Two cars A and B start off to race on a straight path with initial velocities of `8 m//"sec"`. and `5 m//"sec"`. respectively. Car A moves with the uniform acceleration of `1 m//"sec"^(2)` and car B moves with uniform acceleration of `1.1 m//sec^(2)` . If both the cars reach the winning point together, determine the length of the race track. Also determine which of the cars was ahead 10 seconds before the finish.
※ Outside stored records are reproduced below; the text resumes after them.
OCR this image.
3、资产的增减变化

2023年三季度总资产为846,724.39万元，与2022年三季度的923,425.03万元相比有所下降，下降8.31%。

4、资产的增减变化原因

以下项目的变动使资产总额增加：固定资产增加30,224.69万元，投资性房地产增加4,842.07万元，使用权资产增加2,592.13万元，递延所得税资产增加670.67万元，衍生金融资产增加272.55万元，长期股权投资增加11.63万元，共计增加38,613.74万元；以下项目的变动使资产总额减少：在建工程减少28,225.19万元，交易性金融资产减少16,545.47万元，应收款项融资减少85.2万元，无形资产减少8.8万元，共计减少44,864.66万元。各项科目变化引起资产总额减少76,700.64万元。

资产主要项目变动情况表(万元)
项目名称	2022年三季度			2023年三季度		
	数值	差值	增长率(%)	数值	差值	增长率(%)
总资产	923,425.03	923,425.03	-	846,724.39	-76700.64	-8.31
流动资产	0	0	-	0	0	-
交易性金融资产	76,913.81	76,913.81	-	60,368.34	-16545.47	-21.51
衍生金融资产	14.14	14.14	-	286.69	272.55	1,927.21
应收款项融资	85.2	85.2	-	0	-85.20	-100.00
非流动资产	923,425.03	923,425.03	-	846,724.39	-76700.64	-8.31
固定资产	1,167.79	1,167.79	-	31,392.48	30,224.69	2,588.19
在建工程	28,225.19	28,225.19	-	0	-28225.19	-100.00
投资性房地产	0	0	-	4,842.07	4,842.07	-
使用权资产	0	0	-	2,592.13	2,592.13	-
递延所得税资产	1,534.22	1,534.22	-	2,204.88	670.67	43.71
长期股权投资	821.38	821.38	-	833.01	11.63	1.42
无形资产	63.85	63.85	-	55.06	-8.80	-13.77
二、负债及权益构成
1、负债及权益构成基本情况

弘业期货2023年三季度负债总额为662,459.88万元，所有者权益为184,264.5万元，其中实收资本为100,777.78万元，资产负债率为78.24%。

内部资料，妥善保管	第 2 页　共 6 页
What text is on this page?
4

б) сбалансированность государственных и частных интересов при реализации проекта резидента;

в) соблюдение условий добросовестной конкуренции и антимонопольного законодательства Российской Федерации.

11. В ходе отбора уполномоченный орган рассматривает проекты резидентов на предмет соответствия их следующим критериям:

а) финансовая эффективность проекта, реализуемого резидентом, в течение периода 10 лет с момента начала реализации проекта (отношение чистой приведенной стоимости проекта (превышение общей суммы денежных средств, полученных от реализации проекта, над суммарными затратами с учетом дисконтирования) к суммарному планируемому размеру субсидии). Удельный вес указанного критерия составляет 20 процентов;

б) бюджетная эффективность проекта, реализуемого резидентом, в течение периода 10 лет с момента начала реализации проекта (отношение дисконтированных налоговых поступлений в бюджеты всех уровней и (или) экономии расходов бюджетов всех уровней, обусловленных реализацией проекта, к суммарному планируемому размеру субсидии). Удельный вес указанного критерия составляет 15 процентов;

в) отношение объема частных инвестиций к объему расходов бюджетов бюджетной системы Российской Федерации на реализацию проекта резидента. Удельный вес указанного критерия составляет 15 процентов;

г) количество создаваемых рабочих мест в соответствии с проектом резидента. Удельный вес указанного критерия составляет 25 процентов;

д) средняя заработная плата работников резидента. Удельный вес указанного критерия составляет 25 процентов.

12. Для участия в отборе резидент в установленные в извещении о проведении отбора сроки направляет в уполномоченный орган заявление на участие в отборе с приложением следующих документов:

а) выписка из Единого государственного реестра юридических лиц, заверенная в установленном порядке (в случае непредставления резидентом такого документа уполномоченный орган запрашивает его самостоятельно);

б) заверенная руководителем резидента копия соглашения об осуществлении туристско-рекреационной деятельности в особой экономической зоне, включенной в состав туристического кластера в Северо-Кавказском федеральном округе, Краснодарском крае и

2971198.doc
To solve the problem, we need to find the length of the race track (S) and determine which car was ahead 10 seconds before they finished the race. We will use the equations of motion for both cars. ### Step 1: Write the equations of motion for both cars For car A: - Initial velocity (u_A) = 8 m/s - Acceleration (a_A) = 1 m/s² - Time (t) = t seconds Using the equation of motion: \[ S = u_A t + \frac{1}{2} a_A t^2 \] \[ S = 8t + \frac{1}{2} (1)t^2 \] \[ S = 8t + 0.5t^2 \] (Equation 1) For car B: - Initial velocity (u_B) = 5 m/s - Acceleration (a_B) = 1.1 m/s² Using the equation of motion: \[ S = u_B t + \frac{1}{2} a_B t^2 \] \[ S = 5t + \frac{1}{2} (1.1)t^2 \] \[ S = 5t + 0.55t^2 \] (Equation 2) ### Step 2: Set the equations equal to each other Since both cars reach the winning point together, we can set the two equations equal to each other: \[ 8t + 0.5t^2 = 5t + 0.55t^2 \] ### Step 3: Rearrange the equation Rearranging gives us: \[ 8t - 5t + 0.5t^2 - 0.55t^2 = 0 \] \[ 3t - 0.05t^2 = 0 \] ### Step 4: Factor out t Factoring out t: \[ t(3 - 0.05t) = 0 \] This gives us two solutions: 1. \( t = 0 \) (not relevant for our case) 2. \( 3 - 0.05t = 0 \) ### Step 5: Solve for t Solving for t: \[ 0.05t = 3 \] \[ t = \frac{3}{0.05} = 60 \text{ seconds} \] ### Step 6: Substitute t back into either equation to find S Using Equation 1 to find S: \[ S = 8(60) + 0.5(60^2) \] \[ S = 480 + 0.5(3600) \] \[ S = 480 + 1800 \] \[ S = 2280 \text{ meters} \] ### Step 7: Determine the position of each car 10 seconds before the finish 10 seconds before the finish, the time for both cars would be: \[ t' = 60 - 10 = 50 \text{ seconds} \] For car A: \[ S_A = 8(50) + 0.5(1)(50^2) \] \[ S_A = 400 + 0.5(2500) \] \[ S_A = 400 + 1250 = 1650 \text{ meters} \] For car B: \[ S_B = 5(50) + 0.5(1.1)(50^2) \] \[ S_B = 250 + 0.5(1.1)(2500) \] \[ S_B = 250 + 1375 = 1625 \text{ meters} \] ### Conclusion - The length of the race track is **2280 meters**. - 10 seconds before the finish, car A was ahead at **1650 meters**, while car B was at **1625 meters**.